FOUNDING FATHER, by Richard Brookhiser. ISBN 0-684-83142-2.

Two months ago I reviewed FOUNDING BROTHERS, which touched on key events in the lives of Aaron Burr, Alexander Hamilton, Ben Franklin, Thomas Jefferson, James Madison, and John Adams. George Washington was covered, but only to the extent of his Farewell Address. This slim paperback, 199 pages, paints a picture of our first president a man who stood out above his contemporaries so far that it is difficult to see the very real human being behind the icon we have turned him into. Brookhiser describes Washington from three perspectives, his career, his character and as “Father of his country.” Each section is complete in its own right, and worth reading. It is not a life history, as are most biographies, but a moral biography, in the tradition of Plutarch. Washington's character, in large measure, formed the ideals of our country, and this volume explains that fact.

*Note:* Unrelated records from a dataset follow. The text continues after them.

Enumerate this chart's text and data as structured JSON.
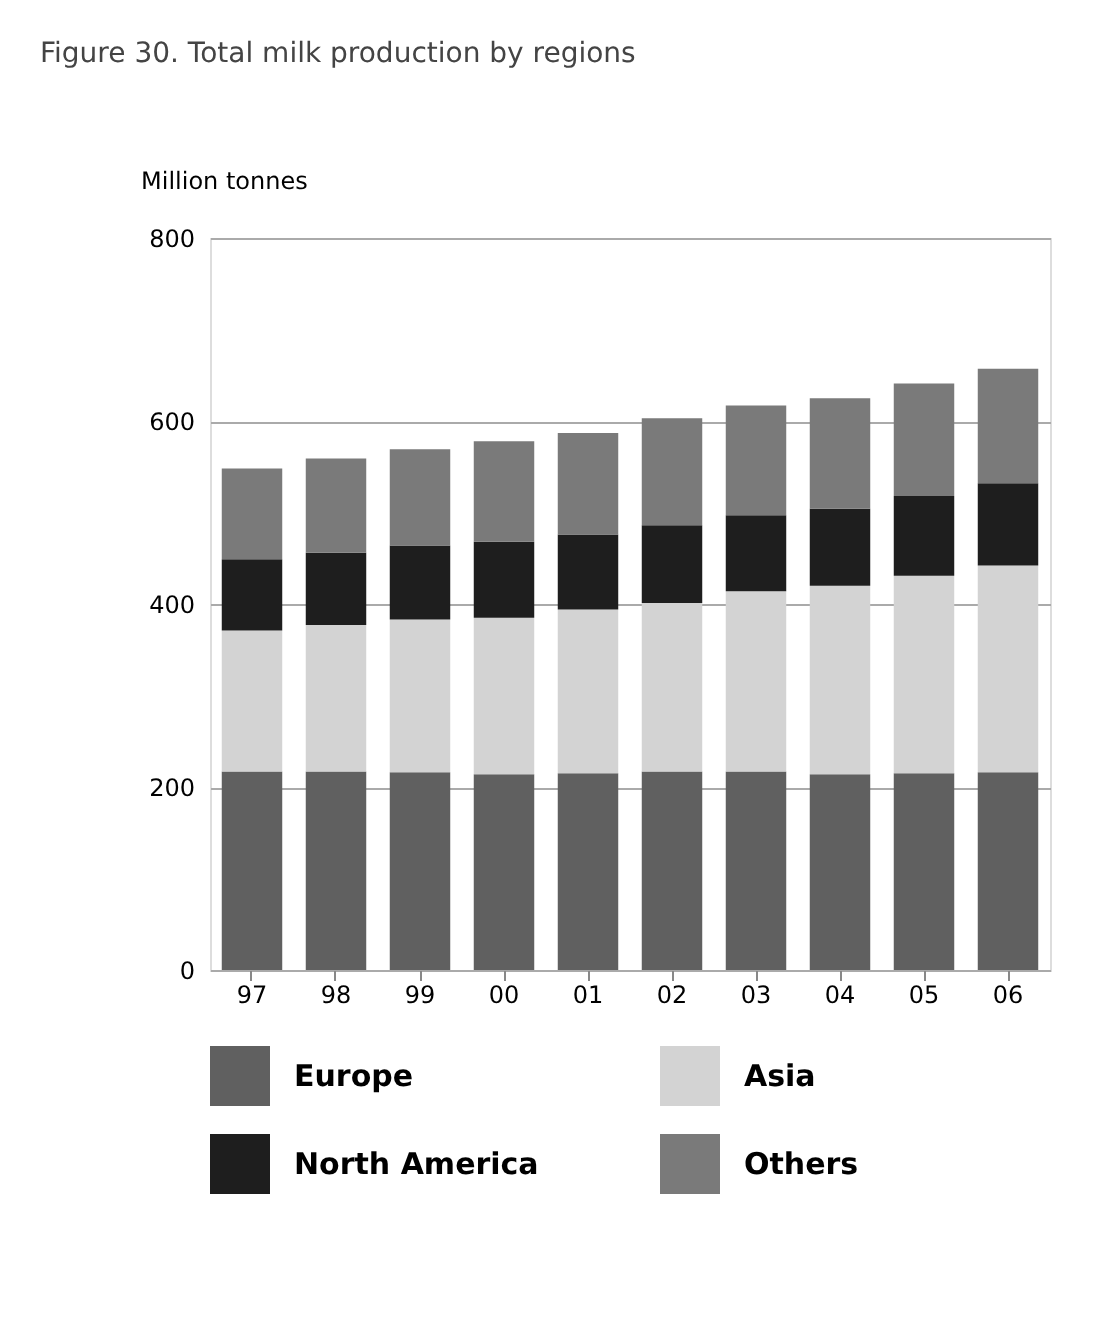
{
  "chart_data": {
    "type": "bar",
    "title": "Figure 30. Total milk production by regions",
    "ylabel": "Million tonnes",
    "categories": [
      "97",
      "98",
      "99",
      "00",
      "01",
      "02",
      "03",
      "04",
      "05",
      "06"
    ],
    "stacked": true,
    "series": [
      {
        "name": "Europe",
        "color": "#606060",
        "values": [
          217,
          217,
          216,
          214,
          215,
          217,
          217,
          214,
          215,
          216
        ]
      },
      {
        "name": "Asia",
        "color": "#d3d3d3",
        "values": [
          154,
          160,
          167,
          171,
          179,
          184,
          197,
          206,
          216,
          226
        ]
      },
      {
        "name": "North America",
        "color": "#1e1e1e",
        "values": [
          78,
          79,
          81,
          83,
          82,
          85,
          83,
          84,
          87,
          90
        ]
      },
      {
        "name": "Others",
        "color": "#7a7a7a",
        "values": [
          99,
          103,
          105,
          110,
          111,
          117,
          120,
          121,
          123,
          125
        ]
      }
    ],
    "ylim": [
      0,
      800
    ],
    "yticks": [
      0,
      200,
      400,
      600,
      800
    ],
    "grid": "y",
    "legend": "bottom"
  }
}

I found the last 20 pages of the book most interesting, for it is there that Brookhiser addresses slavery. How did Washington (and others) reconcile the obvious contradictions between that institution and the lofty ideas of the Declaration of Independence? One way, according to Brookhiser, was that Washington simply did not think about the issue, at least until his closing years. Nothing during his term in office forced him to address it, and he ignored it politically. He bought and owned slaves, but he would never sell one unless the slave agreed, and at life's end he freed many of them and provided life grants for those remaining (his estate provided support for some of them as late as 1833). When one of his slaves, Oney Judge, ran away to New Hampshire, he asked an official there to send her back if it could be done quietly; when the official refused, he dropped the matter. It was left, however, to his widow, Martha, to finally release his remaining slaves, in 1800, shortly before her death.

George Washington looms over our country; his ideals (and failings) continue to guide our way. He is much more than an ancient painting of a man with faulty teeth. Most of us have not read about him since high school history class. His story needs to be read in one's adult years. In large measure, he established not only the character of America but also you and I. He deserves not only the title “Father of our Country,” but “father of us all.”